Kooperationspartner der LpB sind das Dokumentations- und Kulturzentrum Deutscher Sinti und Roma und der Verband Deutscher Sinti und Roma, Landesverband Rheinland-Pfalz.

Interessierte können sich bei der Landeszentrale für politische Bildung unter der 06131/16-2975 anmelden oder per Email (anne.waninger(at)politische-bildung-rlp.de) anmelden.

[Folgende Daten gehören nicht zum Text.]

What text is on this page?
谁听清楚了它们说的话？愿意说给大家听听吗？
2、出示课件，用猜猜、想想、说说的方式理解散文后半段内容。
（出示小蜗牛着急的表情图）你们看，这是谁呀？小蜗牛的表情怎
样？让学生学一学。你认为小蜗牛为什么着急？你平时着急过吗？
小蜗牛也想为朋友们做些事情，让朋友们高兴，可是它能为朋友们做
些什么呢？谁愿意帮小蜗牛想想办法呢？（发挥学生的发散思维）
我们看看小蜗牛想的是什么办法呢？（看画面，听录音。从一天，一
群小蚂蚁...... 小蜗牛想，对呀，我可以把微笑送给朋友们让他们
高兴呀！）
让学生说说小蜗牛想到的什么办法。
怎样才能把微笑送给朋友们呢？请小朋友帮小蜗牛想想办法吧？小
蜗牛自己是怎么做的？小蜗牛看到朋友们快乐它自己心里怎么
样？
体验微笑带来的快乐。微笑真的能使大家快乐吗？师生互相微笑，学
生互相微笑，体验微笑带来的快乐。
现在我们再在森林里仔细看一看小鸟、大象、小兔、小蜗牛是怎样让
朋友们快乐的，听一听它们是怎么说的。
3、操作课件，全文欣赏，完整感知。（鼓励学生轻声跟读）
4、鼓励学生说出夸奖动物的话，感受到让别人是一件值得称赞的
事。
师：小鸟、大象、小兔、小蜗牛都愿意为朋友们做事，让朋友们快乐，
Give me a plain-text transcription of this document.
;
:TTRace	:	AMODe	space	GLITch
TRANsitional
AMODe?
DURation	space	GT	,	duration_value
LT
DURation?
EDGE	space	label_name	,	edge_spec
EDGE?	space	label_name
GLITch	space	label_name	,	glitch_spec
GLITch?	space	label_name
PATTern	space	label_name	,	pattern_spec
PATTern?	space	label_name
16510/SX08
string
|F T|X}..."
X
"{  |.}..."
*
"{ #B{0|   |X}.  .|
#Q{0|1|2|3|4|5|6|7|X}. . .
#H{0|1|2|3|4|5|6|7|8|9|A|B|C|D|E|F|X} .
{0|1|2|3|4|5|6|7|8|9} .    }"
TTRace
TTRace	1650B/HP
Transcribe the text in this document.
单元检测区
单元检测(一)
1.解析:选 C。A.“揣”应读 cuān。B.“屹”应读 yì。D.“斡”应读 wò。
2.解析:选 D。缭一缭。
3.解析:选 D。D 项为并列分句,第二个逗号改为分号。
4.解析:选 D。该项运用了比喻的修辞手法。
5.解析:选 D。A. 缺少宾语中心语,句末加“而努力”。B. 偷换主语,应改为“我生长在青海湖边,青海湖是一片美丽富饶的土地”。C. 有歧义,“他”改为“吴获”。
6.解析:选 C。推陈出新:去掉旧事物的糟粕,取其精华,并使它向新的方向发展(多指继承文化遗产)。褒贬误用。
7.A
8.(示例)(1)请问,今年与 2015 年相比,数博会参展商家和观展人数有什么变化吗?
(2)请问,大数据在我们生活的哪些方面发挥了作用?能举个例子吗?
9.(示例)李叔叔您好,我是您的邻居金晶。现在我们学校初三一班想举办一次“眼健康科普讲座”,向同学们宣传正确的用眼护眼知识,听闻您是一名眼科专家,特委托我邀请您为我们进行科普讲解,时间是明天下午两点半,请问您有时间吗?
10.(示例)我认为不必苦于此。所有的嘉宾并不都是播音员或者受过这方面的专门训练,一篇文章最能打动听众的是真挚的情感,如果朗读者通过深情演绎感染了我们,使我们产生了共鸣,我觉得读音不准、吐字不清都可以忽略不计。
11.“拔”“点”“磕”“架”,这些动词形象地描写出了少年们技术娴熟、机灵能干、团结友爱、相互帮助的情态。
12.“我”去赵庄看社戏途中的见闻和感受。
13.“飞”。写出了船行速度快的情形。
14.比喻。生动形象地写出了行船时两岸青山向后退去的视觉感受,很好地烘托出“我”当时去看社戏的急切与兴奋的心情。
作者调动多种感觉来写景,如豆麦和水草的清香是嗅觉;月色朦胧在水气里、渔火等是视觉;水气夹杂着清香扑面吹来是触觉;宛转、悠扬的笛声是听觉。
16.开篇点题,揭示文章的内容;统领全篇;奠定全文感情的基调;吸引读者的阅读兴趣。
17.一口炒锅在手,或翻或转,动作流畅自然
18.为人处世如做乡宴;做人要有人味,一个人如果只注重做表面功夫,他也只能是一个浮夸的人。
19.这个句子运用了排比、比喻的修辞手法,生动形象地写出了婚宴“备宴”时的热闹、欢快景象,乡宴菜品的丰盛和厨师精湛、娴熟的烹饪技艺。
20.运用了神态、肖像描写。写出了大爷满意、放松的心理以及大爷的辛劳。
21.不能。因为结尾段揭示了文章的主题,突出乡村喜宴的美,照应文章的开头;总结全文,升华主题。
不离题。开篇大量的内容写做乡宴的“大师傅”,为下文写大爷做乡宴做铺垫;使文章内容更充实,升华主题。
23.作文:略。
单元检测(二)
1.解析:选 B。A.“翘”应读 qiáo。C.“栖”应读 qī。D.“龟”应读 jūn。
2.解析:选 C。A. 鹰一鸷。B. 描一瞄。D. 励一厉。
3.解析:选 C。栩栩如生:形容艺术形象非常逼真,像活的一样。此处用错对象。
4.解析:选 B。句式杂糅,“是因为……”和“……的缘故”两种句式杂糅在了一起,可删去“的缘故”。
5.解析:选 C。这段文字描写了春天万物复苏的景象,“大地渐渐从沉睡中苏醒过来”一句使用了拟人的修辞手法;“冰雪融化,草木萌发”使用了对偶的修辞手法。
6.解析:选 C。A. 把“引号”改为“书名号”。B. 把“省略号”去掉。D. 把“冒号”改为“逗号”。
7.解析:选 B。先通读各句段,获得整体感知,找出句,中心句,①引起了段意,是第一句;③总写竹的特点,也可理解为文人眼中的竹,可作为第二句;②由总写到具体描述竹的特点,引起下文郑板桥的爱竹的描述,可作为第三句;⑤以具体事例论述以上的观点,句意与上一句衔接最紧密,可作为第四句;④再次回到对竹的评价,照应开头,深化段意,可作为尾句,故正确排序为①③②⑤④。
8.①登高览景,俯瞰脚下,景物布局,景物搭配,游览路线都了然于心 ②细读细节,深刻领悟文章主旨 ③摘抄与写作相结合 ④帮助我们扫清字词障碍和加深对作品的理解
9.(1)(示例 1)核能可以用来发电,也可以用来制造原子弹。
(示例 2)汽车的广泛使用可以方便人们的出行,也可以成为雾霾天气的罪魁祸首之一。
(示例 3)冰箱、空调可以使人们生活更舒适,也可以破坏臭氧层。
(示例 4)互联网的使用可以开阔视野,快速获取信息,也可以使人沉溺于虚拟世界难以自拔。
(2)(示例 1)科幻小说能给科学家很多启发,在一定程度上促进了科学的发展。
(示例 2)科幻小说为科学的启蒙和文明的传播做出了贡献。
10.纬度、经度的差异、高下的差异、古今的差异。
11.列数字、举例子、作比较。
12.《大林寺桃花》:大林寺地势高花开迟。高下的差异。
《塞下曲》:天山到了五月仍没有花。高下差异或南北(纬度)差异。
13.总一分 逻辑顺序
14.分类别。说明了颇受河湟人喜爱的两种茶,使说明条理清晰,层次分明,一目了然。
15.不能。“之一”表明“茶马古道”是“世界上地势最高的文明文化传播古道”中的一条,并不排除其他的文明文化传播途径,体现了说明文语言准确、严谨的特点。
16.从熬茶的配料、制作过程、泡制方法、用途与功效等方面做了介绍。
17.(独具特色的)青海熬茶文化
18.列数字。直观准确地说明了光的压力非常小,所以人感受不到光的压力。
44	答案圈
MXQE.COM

Das Dokumentations- und Kulturzentrum Deutscher Sinti und Roma

ist ein Ort der Begegnung und des Dialogs mitten in der Heidelberger Altstadt (Bremeneckgasse 2). Dort werden über 600 Jahre Geschichte der Sinti und Roma in Deutschland und Europa dokumentiert und der Öffentlichkeit zugänglich gemacht. Ein besonderer Schwerpunkt liegt dabei auf den NS-Völkermordverbrechen, die jahrzehntelang aus dem öffentlichen Bewusstsein verdrängt wurden. 1997 wurde hier die weltweit erste Dauerausstellung zum Holocaust an den Sinti und Roma eröffnet.

Jacques Delfeld sen.

ist seit 1988 Vorsitzender des Verbandes Deutscher Sinti und Roma - Landesverband Rheinland-Pfalz (VDSR) und stellvertretender Vorsitzender des Zentralrats Deutscher Sinti und Roma. Im Vordergrund seiner Bürgerrechtsarbeit stehen die gesellschaftliche Gleichbehandlung und die Wahrung der kulturellen Eigenständigkeit der Sinti und Roma und der Minderheitensprache Romanes. Sein Engagement führte dazu, dass das Land Rheinland-Pfalz sich im Jahr 2005 als erstes Bundesland in einem schriftlichen Vertrag zu seiner Verantwortung gegenüber der Minderheit der Sinti und Roma bekannte. Im Jahr 2010 wurde er mit dem Verdienstorden, der höchsten Auszeichnung des Landes Rheinland-Pfalz, ausgezeichnet.